The point is that $G_{PA}$ is neither provable nor refutable in $\sf PA$. But it is a concrete sentence, and in a given model of $\sf PA$ it has a concrete truth value.
But if in all models $\sf PA$ it would have the same truth value, then the completeness theorem tells us that it is provable from $\sf PA$. Therefore there has to be some models where $G_{PA}$ is true and others where it is false; in particular both options are consistent with $\sf PA$.
In your suggested reasoning you forget that, for example, $\sf PA+\lnot\operatorname{Con}(PA)$ is also consistent. There are models of $\sf PA$ that "think" that $\sf PA$ is not consistent, therefore can prove anything.
Those models are non-standard models, and the non-standard numbers introduce new lengths of formulas and proofs, new rules of inference, and new axioms to $\sf PA$. Because internally, $\sf PA$ (and rules of logic, etc.) are all just recursive predicates to be interpreted in some way.
The point here is that all the things we do with Godel numbering (represent logic and theories using integers) are just "definable predicates", and the sentence $G_{PA}$ is really just saying the following thing:
Using the way described in $\varphi_1$ to understand numbers as formulas, and with the inference rules described by the formula $\varphi_2$ and the formula $\varphi_3$ describing the theory $\sf PA$, then if this theory as understood with all these rules is consistent, then there is no proof of this very sentence.
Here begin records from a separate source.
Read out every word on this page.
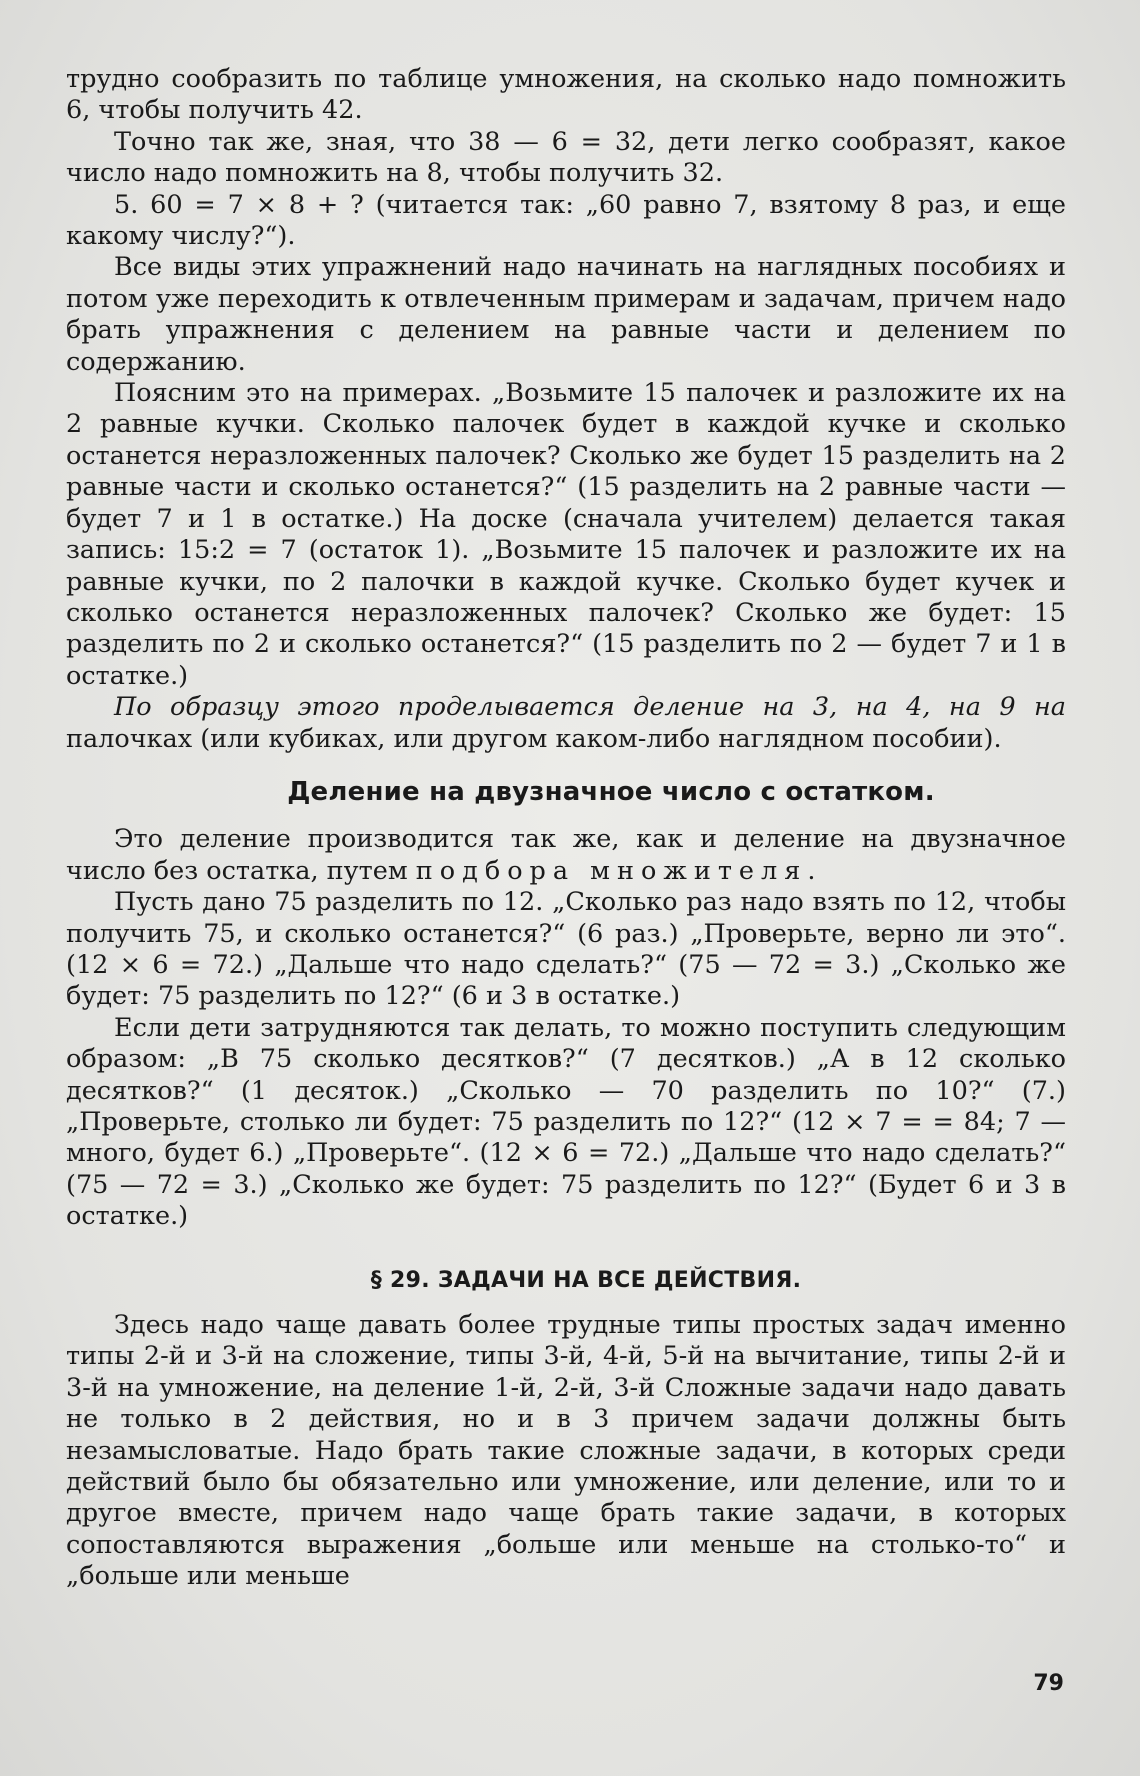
трудно сообразить по таблице умножения, на сколько надо помножить 6, чтобы получить 42.

Точно так же, зная, что 38 — 6 = 32, дети легко сообразят, какое число надо помножить на 8, чтобы получить 32.

5. 60 = 7 × 8 + ? (читается так: „60 равно 7, взятому 8 раз, и еще какому числу?“).

Все виды этих упражнений надо начинать на наглядных пособиях и потом уже переходить к отвлеченным примерам и задачам, причем надо брать упражнения с делением на равные части и делением по содержанию.

Поясним это на примерах. „Возьмите 15 палочек и разложите их на 2 равные кучки. Сколько палочек будет в каждой кучке и сколько останется неразложенных палочек? Сколько же будет 15 разделить на 2 равные части и сколько останется?“ (15 разделить на 2 равные части — будет 7 и 1 в остатке.) На доске (сначала учителем) делается такая запись: 15:2 = 7 (остаток 1). „Возьмите 15 палочек и разложите их на равные кучки, по 2 палочки в каждой кучке. Сколько будет кучек и сколько останется неразложенных палочек? Сколько же будет: 15 разделить по 2 и сколько останется?“ (15 разделить по 2 — будет 7 и 1 в остатке.)

По образцу этого проделывается деление на 3, на 4, на 9 на палочках (или кубиках, или другом каком-либо наглядном пособии).

Деление на двузначное число с остатком.

Это деление производится так же, как и деление на двузначное число без остатка, путем подбора множителя.

Пусть дано 75 разделить по 12. „Сколько раз надо взять по 12, чтобы получить 75, и сколько останется?“ (6 раз.) „Проверьте, верно ли это“. (12 × 6 = 72.) „Дальше что надо сделать?“ (75 — 72 = 3.) „Сколько же будет: 75 разделить по 12?“ (6 и 3 в остатке.)

Если дети затрудняются так делать, то можно поступить следующим образом: „В 75 сколько десятков?“ (7 десятков.) „А в 12 сколько десятков?“ (1 десяток.) „Сколько — 70 разделить по 10?“ (7.) „Проверьте, столько ли будет: 75 разделить по 12?“ (12 × 7 = = 84; 7 — много, будет 6.) „Проверьте“. (12 × 6 = 72.) „Дальше что надо сделать?“ (75 — 72 = 3.) „Сколько же будет: 75 разделить по 12?“ (Будет 6 и 3 в остатке.)

§ 29. ЗАДАЧИ НА ВСЕ ДЕЙСТВИЯ.

Здесь надо чаще давать более трудные типы простых задач именно типы 2-й и 3-й на сложение, типы 3-й, 4-й, 5-й на вычитание, типы 2-й и 3-й на умножение, на деление 1-й, 2-й, 3-й Сложные задачи надо давать не только в 2 действия, но и в 3 причем задачи должны быть незамысловатые. Надо брать такие сложные задачи, в которых среди действий было бы обязательно или умножение, или деление, или то и другое вместе, причем надо чаще брать такие задачи, в которых сопоставляются выражения „больше или меньше на столько-то“ и „больше или меньше

79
But in non-standard models all these formulas will necessarily define sets which include non-standard integers (if only because they define unbounded sets in the standard model). So a non-standard model can have more inference rules, more proofs, more cowbell, and definitely more axioms to $\sf PA$. And there lies the contradiction from which we can show that every statement has a "code for a proof" (which may be of non-standard length, and it might be using non-standard formulas, and non-standard inference rules).